1

Suppose we have a loop:

for i = 1:1000
    A
    B
    C
end

... and I wish to find out the CPU usage spread.

A, B, C are MatLab statements not functions, so (IIUC) I can't use the profiler.

Also in reality I have a dozen lines to cover.

The obvious long-winded way would be:

s = zeros(50, 1);
t = cputime;

for ...
    A
    s(1) = s(1) + (cputime-t);  t = cputime;
    B
    s(2) = s(2) + (cputime-t);  t = cputime;
    :

... which isn't too bad, I suppose.

But can it be improved upon?


I thought of doing:

t = zeros(50, 1);
e(t,0); % reset
for i = 1:1000
    A
    e(1);
    B
    e(2);
    C
    e(3);
end

... with:

function e(t, k)
    if k==0
        last_cputime = cputime;
        return
    end
    t(k) = t(k) + (cputime-last_cputime);
    last_cputime = cputime;
end

But it doesn't see t, so I have to pass that.

Also it doesn't remember last_cputime between invocations, so I need to pass that as well.

So e(last_cputime,t,1)

It's rather ugly.
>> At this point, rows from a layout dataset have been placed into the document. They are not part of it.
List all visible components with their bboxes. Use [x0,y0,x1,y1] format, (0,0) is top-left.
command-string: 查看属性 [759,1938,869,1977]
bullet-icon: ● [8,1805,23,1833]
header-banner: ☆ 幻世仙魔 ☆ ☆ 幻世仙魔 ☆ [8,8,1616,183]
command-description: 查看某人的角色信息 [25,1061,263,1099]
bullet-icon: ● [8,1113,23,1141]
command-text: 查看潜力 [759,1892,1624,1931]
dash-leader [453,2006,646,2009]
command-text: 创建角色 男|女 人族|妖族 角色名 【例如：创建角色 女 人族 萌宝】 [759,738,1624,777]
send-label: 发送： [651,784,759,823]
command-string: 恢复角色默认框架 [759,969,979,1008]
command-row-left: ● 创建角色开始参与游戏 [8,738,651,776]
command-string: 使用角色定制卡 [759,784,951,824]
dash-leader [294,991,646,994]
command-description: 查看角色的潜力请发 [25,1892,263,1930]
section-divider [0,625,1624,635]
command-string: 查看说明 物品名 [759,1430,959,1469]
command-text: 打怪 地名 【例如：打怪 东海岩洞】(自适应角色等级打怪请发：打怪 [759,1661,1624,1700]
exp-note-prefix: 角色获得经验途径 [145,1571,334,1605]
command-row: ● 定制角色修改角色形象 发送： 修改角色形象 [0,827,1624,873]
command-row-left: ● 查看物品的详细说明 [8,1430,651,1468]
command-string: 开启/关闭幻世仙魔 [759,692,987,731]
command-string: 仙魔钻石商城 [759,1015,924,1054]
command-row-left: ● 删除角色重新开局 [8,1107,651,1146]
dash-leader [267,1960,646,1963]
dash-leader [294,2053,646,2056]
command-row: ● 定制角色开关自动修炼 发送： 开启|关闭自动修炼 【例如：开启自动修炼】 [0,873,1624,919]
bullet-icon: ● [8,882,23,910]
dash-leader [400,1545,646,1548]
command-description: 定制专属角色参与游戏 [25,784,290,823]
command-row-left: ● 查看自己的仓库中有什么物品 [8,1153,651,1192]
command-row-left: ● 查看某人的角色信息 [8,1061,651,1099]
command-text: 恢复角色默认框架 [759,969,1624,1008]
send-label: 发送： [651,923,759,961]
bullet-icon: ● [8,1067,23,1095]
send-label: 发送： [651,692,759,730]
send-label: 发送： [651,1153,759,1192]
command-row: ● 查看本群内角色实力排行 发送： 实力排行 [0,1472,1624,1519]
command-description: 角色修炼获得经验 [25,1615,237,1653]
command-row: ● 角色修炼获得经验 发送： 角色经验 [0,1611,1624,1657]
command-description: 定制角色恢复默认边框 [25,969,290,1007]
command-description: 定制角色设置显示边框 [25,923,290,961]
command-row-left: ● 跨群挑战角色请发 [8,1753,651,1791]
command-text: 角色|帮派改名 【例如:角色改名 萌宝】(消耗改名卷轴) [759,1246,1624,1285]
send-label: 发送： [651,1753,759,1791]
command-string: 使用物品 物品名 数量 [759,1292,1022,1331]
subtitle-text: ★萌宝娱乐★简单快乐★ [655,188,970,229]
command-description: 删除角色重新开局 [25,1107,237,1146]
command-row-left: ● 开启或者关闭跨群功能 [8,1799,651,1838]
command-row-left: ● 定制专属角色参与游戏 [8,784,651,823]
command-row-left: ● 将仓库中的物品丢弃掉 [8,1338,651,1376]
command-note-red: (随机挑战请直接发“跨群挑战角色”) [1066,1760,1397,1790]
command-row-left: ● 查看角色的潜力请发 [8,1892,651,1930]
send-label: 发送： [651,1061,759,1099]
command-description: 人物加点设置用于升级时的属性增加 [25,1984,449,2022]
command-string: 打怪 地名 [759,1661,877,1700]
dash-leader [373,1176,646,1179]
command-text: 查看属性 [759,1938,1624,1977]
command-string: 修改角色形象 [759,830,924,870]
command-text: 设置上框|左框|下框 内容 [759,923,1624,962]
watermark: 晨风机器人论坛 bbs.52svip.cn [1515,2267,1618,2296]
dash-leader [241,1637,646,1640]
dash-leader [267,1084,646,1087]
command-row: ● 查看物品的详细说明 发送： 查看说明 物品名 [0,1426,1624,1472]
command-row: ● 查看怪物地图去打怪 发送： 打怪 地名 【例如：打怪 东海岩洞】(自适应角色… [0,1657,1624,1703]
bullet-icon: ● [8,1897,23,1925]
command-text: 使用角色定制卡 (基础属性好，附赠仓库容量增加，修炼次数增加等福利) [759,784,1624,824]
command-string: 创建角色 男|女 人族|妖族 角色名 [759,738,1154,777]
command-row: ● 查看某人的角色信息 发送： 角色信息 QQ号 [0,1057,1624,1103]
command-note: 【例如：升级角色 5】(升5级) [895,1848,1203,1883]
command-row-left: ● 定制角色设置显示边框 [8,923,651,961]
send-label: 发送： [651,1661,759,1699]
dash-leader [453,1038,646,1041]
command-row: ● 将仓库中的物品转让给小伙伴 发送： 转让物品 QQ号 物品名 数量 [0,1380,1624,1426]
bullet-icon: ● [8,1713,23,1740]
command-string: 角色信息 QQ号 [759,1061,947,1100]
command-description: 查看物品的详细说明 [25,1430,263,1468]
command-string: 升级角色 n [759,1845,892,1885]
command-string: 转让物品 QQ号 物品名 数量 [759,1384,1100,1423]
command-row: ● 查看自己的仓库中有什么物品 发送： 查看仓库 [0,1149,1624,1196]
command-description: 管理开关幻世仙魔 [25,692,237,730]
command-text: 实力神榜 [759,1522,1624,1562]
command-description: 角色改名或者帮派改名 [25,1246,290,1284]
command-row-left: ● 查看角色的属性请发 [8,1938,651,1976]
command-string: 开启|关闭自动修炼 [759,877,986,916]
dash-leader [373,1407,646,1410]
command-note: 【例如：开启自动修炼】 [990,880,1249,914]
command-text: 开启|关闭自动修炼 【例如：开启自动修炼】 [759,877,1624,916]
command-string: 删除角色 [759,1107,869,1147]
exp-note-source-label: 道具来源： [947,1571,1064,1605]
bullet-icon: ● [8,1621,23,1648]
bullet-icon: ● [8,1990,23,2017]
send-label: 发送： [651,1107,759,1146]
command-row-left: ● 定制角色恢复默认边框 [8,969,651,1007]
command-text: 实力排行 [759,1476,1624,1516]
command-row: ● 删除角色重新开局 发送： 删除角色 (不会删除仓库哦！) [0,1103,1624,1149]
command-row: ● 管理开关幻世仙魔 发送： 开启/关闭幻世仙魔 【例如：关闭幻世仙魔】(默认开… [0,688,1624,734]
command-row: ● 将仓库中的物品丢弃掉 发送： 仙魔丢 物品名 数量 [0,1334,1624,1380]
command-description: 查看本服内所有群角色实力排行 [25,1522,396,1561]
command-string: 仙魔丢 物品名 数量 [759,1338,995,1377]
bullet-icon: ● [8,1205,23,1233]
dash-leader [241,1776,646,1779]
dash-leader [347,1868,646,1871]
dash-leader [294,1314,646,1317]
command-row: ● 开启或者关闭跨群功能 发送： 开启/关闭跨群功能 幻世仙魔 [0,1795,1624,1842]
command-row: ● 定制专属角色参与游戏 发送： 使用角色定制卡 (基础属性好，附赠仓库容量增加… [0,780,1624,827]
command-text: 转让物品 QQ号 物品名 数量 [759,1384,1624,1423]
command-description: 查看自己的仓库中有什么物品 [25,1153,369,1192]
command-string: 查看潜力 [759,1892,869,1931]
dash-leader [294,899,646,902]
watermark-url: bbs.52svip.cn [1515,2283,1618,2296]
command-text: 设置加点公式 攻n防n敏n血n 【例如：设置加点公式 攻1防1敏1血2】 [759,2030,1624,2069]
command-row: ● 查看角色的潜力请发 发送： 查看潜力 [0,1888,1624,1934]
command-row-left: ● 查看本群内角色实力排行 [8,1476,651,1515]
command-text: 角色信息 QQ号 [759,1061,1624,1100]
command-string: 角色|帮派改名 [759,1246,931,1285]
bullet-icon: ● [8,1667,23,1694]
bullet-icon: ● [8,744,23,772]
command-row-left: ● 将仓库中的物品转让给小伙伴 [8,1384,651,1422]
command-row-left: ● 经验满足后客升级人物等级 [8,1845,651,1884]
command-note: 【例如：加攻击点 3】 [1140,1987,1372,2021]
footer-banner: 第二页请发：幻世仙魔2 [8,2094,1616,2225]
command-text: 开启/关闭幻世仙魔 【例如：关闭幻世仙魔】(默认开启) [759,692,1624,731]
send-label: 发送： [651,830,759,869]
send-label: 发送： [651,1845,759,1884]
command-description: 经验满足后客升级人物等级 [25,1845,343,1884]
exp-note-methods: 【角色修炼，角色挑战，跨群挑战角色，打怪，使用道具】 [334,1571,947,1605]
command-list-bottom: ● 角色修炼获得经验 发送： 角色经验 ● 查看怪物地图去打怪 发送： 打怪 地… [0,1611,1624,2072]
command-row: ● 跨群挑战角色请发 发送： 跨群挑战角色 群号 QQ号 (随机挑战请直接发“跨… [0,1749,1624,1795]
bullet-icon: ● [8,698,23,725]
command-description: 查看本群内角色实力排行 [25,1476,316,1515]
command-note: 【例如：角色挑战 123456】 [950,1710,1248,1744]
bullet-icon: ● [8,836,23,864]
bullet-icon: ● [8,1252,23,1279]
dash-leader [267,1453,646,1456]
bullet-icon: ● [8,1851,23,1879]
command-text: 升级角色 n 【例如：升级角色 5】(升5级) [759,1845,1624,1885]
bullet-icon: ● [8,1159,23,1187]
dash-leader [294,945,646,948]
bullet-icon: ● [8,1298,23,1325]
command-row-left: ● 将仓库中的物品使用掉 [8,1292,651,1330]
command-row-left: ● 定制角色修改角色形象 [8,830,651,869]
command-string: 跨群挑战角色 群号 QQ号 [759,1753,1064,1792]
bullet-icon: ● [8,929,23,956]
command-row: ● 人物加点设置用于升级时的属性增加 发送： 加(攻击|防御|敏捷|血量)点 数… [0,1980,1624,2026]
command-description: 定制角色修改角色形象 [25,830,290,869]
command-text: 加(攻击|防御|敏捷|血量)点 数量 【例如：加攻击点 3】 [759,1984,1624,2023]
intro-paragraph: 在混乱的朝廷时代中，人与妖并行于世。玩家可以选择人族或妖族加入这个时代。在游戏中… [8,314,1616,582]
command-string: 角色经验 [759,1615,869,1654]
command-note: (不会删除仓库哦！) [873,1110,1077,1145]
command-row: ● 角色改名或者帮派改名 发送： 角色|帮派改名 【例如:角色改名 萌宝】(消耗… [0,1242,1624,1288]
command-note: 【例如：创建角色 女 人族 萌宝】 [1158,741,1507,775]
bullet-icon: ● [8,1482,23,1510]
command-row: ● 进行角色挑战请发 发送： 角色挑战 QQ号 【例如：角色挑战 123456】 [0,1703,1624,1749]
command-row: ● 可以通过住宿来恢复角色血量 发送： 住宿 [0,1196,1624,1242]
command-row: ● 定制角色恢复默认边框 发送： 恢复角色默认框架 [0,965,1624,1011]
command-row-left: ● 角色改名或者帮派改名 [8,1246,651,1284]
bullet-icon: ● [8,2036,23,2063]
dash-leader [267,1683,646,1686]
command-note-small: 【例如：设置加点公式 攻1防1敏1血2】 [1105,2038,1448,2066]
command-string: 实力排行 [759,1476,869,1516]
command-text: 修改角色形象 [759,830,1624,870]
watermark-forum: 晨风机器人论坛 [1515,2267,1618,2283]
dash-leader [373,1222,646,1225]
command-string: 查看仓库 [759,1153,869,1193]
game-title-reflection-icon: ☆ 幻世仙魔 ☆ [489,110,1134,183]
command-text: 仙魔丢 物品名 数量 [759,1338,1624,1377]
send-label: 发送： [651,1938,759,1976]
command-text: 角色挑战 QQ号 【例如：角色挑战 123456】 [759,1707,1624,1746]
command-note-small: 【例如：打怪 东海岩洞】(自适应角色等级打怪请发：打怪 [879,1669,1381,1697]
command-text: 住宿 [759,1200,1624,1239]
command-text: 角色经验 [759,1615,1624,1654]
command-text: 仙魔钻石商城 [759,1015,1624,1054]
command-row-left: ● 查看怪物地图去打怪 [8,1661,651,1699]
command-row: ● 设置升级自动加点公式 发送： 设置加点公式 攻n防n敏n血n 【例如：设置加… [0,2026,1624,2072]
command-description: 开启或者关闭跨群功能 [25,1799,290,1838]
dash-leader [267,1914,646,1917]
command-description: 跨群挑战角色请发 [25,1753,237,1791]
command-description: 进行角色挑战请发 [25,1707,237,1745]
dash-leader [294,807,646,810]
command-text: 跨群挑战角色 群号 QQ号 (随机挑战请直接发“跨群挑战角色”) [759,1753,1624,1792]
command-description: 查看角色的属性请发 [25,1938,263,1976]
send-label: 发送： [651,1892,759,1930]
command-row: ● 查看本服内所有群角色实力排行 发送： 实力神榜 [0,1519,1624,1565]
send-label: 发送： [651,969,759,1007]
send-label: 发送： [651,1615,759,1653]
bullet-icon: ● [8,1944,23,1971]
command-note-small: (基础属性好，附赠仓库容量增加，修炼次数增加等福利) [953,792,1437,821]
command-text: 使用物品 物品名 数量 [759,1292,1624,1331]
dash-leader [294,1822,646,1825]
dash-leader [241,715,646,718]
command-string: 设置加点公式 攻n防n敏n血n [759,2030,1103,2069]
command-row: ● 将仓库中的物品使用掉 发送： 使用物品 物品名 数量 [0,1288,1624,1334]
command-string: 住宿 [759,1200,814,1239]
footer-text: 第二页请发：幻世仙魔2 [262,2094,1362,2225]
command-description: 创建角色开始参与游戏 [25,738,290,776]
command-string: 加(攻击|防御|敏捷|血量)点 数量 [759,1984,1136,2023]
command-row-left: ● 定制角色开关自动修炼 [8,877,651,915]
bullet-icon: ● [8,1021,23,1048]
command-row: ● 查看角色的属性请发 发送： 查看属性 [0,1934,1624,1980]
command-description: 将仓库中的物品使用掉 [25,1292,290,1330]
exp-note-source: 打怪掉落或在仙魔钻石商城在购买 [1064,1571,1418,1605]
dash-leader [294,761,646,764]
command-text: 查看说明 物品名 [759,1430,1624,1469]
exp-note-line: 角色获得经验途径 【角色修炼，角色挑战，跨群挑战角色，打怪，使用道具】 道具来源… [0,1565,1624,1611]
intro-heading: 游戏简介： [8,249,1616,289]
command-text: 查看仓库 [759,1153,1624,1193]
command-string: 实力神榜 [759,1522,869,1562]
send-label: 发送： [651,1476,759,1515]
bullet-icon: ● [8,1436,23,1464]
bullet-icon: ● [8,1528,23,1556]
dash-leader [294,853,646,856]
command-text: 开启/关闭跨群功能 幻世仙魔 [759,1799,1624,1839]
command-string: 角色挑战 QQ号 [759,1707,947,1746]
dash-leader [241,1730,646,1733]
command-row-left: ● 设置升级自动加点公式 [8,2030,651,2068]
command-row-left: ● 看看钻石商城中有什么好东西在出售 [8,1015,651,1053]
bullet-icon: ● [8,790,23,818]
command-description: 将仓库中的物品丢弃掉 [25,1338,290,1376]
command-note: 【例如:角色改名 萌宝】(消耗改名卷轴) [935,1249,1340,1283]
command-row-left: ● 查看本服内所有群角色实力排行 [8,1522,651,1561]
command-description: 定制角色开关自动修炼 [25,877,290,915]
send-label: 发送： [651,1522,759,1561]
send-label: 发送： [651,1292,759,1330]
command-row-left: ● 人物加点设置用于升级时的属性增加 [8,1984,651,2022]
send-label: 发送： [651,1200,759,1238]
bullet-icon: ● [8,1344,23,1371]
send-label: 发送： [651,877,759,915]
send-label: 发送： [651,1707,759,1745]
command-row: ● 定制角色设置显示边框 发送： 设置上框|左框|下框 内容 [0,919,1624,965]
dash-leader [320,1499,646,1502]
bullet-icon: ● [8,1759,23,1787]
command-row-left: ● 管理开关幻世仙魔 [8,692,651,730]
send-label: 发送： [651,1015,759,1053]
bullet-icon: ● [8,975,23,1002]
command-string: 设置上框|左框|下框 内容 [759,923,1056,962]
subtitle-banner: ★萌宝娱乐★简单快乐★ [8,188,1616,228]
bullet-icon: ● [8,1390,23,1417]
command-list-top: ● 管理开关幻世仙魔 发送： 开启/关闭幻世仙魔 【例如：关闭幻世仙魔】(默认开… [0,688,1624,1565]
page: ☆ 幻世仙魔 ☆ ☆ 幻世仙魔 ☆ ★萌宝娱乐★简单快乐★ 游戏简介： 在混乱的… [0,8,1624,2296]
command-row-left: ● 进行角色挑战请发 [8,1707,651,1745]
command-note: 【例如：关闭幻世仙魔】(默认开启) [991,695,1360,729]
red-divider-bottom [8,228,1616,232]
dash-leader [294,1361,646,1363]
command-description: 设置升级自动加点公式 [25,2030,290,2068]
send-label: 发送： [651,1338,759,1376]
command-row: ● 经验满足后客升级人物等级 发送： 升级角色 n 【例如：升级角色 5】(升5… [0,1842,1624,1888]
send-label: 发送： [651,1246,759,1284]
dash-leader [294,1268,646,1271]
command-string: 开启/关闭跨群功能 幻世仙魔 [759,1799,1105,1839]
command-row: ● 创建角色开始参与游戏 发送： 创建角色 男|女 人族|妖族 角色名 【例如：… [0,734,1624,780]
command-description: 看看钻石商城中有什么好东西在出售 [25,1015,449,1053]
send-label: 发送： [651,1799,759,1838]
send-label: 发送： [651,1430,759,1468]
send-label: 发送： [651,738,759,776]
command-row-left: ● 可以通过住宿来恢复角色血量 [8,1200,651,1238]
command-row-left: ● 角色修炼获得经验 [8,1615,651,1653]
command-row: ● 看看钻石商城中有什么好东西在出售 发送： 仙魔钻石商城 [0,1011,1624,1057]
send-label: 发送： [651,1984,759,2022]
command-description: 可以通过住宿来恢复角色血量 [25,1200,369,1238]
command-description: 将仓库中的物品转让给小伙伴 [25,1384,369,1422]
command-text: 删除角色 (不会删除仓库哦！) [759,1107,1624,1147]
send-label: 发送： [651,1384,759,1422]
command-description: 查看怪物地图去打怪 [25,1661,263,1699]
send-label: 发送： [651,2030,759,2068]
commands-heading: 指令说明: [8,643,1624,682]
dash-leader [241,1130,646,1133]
I experimented with using an in-line function:

e = @(k) eval( 't(k) = t(k) + (cputime-last_cputime);  cputime = last_cputime;' );

But I couldn't get this working either:

K>> t = zeros(3,1)
t =
     0
     0
     0


K>> eval( 't(1) = 3' )
t =
     3
     0
     0


K>> e = @(k) eval( 't(k) = 3;' )
e =
  function_handle with value:

    @(k)eval('t(k) = 3;')


K>> e(1)
Attempt to add "t" to a static workspace.
 See Variables in Nested and Anonymous Functions.

Error in pi_test>@(k)eval('t(k) = 3;')

I wonder if another option might be:

for i = 1:1000
    e('A');
    e('B');
    e('C');
end

But then how to code up e?

Is there any way to do avoid horrible ugliness-through-duplication?

2
  • Thre is a big button in the edditor called "run and time" that will not only time each line, but also give you histogram like plots and percentages, etc. The profiler does time everything, including matlab statements Commented May 11, 2017 at 9:06
  • Just curious about your statement regarding profiler: Profiler also measures execution time of expressions. Of course, for each run of a line in a loop the execution time is aggregated and you get only the information overall execution time and the number of how often that line was executed. Do you need to compare execution time of different iterations? Or why is the profiler information not sufficient for you? Commented May 11, 2017 at 9:13

1 Answer 1

1

How about a classdef that handles this?

You can save this as mtime.m

classdef mtime < handle
    properties 
        times
    end
    properties (Access = private)
        t
    end

    methods
        function obj = mtime() %initialize
            obj.t=cputime;
            obj.times=[];
        end
        function time(obj)
            obj.times(end+1) = cputime-obj.t;
            obj.t = cputime;
        end
    end
end

You can then intialize with T=mtime(); and time your code by calling time(T); After the code is finished the timings can be found in T.times.